# cadillac digital dash...



## INSIDIOUS (Mar 3, 2004)

Does anybody have a write up on how to do a digital dash conversion on a 77 caddy coupe deville?


----------



## Brahma Brian (Nov 17, 2004)

http://www.dakotadigital.com/


----------



## Ulysses 2 (Aug 3, 2003)

Dont do dakota digital. Go get a dash out of a 90-92 brougham. The dash and all of the 90s woodgrain will fit right on the dash. As for wiring every thing work out like it was said in the Lowrider Magizine article, except for the speedo. If you look in Maintainance and Repair there is a whole topic on it. Go to the last few pages, because in them its explained how to wire up the speedo in 80-81 Caddys, it will be the same for your 77. 
If you still cant figure it out bring it to me Ive done it about 5 times, two time were in my own cars. And I have the dash for sale if you need it :biggrin:


----------



## INSIDIOUS (Mar 3, 2004)

> _Originally posted by Ulysses 2_@Nov 10 2007, 12:31 PM~9197733
> *Dont do dakota digital. Go get a dash out of a 90-92 brougham. The dash and all of the 90s woodgrain will fit right on the dash. As for wiring every thing work out like it was said in the Lowrider Magizine article, except for the speedo.

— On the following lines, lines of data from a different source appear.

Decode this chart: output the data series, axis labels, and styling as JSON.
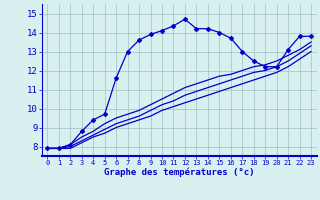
{
  "xlabel": "Graphe des températures (°c)",
  "bg_color": "#d8f0f0",
  "grid_color": "#a8c8c8",
  "line_color": "#0000cc",
  "xlim": [
    -0.5,
    23.5
  ],
  "ylim": [
    7.5,
    15.5
  ],
  "yticks": [
    8,
    9,
    10,
    11,
    12,
    13,
    14,
    15
  ],
  "xticks": [
    0,
    1,
    2,
    3,
    4,
    5,
    6,
    7,
    8,
    9,
    10,
    11,
    12,
    13,
    14,
    15,
    16,
    17,
    18,
    19,
    20,
    21,
    22,
    23
  ],
  "curve1_x": [
    0,
    1,
    2,
    3,
    4,
    5,
    6,
    7,
    8,
    9,
    10,
    11,
    12,
    13,
    14,
    15,
    16,
    17,
    18,
    19,
    20,
    21,
    22,
    23
  ],
  "curve1_y": [
    7.9,
    7.9,
    8.1,
    8.8,
    9.4,
    9.7,
    11.6,
    13.0,
    13.6,
    13.9,
    14.1,
    14.35,
    14.7,
    14.2,
    14.2,
    14.0,
    13.7,
    13.0,
    12.5,
    12.2,
    12.2,
    13.1,
    13.8,
    13.8
  ],
  "curve2_x": [
    0,
    1,
    2,
    3,
    4,
    5,
    6,
    7,
    8,
    9,
    10,
    11,
    12,
    13,
    14,
    15,
    16,
    17,
    18,
    19,
    20,
    21,
    22,
    23
  ],
  "curve2_y": [
    7.9,
    7.9,
    8.1,
    8.5,
    8.8,
    9.2,
    9.5,
    9.7,
    9.9,
    10.2,
    10.5,
    10.8,
    11.1,
    11.3,
    11.5,
    11.7,
    11.8,
    12.0,
    12.2,
    12.3,
    12.5,
    12.8,
    13.1,
    13.5
  ],
  "curve3_x": [
    0,
    1,
    2,
    3,
    4,
    5,
    6,
    7,
    8,
    9,
    10,
    11,
    12,
    13,
    14,
    15,
    16,
    17,
    18,
    19,
    20,
    21,
    22,
    23
  ],
  "curve3_y": [
    7.9,
    7.9,
    8.0,
    8.3,
    8.6,
    8.9,
    9.2,
    9.4,
    9.6,
    9.9,
    10.2,
    10.4,
    10.7,
    10.9,
    11.1,
    11.3,
    11.5,
    11.7,
    11.9,
    12.0,
    12.2,
    12.5,
    12.9,
    13.3
  ],
  "curve4_x": [
    0,
    1,
    2,
    3,
    4,
    5,
    6,
    7,
    8,
    9,
    10,
    11,
    12,
    13,
    14,
    15,
    16,
    17,
    18,
    19,
    20,
    21,
    22,
    23
  ],
  "curve4_y": [
    7.9,
    7.9,
    7.9,
    8.2,
    8.5,
    8.7,
    9.0,
    9.2,
    9.4,
    9.6,
    9.9,
    10.1,
    10.3,
    10.5,
    10.7,
    10.9,
    11.1,
    11.3,
    11.5,
    11.7,
    11.9,
    12.2,
    12.6,
    13.0
  ]
}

If you look in Maintainance and Repair there is a whole topic on it. Go to the last few pages, because in them its explained how to wire up the speedo in 80-81 Caddys, it will be the same for your 77.
> If you still cant figure it out bring it to me Ive done it about 5 times, two time were in my own cars. And I have the dash for sale if you need it :biggrin:
> *



Good looking out bro. I have the dash and cluster as well just needs to be wired up. What's issue was the article on?


----------



## Reverend Hearse (Jan 2, 2006)

on here in matinece and repair, is a whole topic on it.


----------



## Ulysses 2 (Aug 3, 2003)

> _Originally posted by INSIDIOUS_@Nov 14 2007, 09:39 AM~9225123
> *Good looking out bro. I have the dash and cluster as well just needs to be wired up. What's issue was the article on?
> *


 March 05 I think


----------